The bunnies were always mediated, of course, but something about the earlier photographs made you forget the medium and feel as though you were staring straight into the eyes of a luscious partner. Enthusiastic photoshopping has aided the transformation. Gone are the freckles and downy arm hairs of the predecessors. Breasts are surgically standardized; gym routines and spray tans produce identically toned and tinted bodies. Girls of all ethnicities blend together into one latte-colored woman, and the result looks computer-generated. When you try to imagine how the models might feel and smell, things like rubber come to mind.

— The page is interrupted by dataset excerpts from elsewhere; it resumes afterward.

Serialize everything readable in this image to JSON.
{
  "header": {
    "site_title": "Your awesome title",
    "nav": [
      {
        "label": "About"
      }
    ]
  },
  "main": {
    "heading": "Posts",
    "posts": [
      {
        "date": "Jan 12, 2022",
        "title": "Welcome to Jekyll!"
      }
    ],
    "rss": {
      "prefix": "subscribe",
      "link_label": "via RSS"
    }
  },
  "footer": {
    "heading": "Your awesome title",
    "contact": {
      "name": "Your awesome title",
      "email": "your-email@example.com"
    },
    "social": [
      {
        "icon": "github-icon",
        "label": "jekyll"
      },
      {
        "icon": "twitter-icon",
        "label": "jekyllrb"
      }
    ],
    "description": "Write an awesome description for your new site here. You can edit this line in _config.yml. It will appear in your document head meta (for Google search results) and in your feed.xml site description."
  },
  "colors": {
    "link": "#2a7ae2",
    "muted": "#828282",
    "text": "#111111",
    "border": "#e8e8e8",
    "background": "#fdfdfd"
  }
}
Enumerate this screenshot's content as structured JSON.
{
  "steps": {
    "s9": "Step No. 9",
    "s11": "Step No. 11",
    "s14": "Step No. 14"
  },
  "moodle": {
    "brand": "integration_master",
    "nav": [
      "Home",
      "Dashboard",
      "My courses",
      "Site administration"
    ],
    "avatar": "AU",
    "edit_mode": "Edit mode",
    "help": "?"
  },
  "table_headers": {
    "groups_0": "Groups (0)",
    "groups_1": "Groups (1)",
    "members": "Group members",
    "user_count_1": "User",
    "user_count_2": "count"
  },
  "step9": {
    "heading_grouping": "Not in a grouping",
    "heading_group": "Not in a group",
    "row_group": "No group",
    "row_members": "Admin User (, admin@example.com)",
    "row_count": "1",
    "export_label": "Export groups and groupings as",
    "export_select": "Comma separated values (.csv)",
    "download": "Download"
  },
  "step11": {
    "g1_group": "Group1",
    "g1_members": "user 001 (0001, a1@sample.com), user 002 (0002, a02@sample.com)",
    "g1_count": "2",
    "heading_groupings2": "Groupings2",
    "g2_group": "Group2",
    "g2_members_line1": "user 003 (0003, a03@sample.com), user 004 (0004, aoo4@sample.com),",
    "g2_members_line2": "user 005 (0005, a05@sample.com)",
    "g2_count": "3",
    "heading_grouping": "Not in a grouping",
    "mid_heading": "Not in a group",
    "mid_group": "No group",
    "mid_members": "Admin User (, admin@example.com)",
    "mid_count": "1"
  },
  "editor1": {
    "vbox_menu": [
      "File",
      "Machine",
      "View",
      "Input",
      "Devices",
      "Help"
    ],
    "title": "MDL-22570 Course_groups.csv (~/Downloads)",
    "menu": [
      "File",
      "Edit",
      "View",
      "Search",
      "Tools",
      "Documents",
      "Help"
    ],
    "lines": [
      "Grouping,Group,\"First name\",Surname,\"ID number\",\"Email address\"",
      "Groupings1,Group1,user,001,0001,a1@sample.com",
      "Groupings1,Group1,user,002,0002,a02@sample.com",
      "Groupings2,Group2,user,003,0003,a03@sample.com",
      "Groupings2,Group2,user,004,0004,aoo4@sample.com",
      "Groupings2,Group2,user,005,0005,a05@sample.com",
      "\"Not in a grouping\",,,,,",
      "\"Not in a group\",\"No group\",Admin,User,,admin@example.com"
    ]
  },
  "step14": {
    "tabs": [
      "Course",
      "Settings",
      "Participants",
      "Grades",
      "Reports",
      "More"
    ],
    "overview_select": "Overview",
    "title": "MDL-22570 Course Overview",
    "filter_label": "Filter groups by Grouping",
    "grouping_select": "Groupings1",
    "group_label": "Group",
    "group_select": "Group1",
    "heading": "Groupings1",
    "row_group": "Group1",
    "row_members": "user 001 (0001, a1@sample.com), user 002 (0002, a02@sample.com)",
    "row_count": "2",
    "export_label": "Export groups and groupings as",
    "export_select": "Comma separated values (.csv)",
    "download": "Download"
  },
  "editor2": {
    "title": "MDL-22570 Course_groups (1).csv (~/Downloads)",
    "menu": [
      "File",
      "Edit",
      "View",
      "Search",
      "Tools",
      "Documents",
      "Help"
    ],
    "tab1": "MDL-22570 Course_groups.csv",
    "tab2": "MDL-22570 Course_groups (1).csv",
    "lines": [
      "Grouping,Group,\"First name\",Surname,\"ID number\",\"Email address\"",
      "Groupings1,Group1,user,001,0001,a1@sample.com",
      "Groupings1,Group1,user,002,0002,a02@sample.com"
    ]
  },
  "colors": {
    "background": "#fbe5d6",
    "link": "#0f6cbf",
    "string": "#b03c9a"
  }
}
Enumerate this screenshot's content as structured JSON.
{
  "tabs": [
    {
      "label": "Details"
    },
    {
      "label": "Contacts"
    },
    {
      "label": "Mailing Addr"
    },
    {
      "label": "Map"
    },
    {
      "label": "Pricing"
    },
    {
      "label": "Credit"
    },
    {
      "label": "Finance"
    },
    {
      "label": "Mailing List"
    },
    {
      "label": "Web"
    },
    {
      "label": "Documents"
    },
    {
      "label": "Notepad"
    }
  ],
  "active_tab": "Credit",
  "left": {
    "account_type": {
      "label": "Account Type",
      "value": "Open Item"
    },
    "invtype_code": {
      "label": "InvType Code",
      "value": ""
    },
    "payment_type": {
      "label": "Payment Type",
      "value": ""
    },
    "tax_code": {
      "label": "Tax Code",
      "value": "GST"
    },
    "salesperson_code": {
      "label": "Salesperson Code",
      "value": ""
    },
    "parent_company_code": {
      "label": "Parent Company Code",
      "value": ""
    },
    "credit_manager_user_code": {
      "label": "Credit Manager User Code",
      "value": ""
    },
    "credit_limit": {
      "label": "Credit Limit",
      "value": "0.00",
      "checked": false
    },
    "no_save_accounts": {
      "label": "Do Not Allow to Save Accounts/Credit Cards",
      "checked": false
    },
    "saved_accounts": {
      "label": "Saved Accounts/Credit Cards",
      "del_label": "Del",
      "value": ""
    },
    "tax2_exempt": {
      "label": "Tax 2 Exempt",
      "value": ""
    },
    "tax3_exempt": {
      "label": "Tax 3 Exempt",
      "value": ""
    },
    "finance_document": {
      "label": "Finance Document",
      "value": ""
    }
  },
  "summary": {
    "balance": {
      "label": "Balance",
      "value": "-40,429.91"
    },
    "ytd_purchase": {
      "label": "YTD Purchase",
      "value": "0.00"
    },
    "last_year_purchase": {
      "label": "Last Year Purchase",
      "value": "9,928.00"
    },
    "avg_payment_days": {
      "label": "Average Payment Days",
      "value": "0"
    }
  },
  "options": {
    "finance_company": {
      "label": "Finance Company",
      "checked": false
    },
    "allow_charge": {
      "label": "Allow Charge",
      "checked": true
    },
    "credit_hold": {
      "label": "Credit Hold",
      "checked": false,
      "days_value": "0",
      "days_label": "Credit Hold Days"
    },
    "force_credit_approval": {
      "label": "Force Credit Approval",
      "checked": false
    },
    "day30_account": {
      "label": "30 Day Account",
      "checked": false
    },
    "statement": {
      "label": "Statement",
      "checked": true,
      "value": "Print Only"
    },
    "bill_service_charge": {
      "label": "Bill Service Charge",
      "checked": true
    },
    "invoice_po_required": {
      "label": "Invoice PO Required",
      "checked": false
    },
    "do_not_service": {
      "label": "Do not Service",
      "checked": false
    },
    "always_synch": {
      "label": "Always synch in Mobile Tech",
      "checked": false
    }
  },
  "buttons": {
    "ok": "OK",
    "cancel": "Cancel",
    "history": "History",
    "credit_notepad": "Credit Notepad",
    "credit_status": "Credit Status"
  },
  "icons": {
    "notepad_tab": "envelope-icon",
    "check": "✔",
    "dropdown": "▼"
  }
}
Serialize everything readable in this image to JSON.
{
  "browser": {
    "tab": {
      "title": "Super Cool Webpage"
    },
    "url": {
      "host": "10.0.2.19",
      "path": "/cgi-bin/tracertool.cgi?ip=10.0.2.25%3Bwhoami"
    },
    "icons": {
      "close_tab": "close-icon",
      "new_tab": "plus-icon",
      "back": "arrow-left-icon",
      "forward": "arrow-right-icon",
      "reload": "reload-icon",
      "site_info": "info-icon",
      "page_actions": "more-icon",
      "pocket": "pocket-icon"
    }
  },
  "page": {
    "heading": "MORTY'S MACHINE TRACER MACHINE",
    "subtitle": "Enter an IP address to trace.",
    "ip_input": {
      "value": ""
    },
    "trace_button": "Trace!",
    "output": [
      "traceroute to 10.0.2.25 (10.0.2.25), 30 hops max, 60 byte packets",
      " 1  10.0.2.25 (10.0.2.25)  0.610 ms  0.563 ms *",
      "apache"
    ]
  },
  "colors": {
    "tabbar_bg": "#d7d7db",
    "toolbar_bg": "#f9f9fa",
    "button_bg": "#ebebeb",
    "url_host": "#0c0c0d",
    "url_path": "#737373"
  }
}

I happened to read Young’s piece before interviewing Ed Coyle, a photographer of black-and-white nudes here in Charleston who loves women the way Hugh Hefner loves women. The difference is that Coyle’s nudes do not blend together into “one latte-colored woman.” Coyle’s nudes are of course mediated through his lens and his eye, but they are not blurred into a composite ideal of sensual femininity.
Instead, he seeks out what makes an individual women distinct (most of them in their 30s and 40s, many of them having borne children) and therefore what makes her beautiful. Beauty is in the freckles and curves and appearance of comfort. It was charming to discuss the craft of man so clearly enamored of women, especially older women, he says, who “get it,” but also so clearly in love with the discovery of their beauty.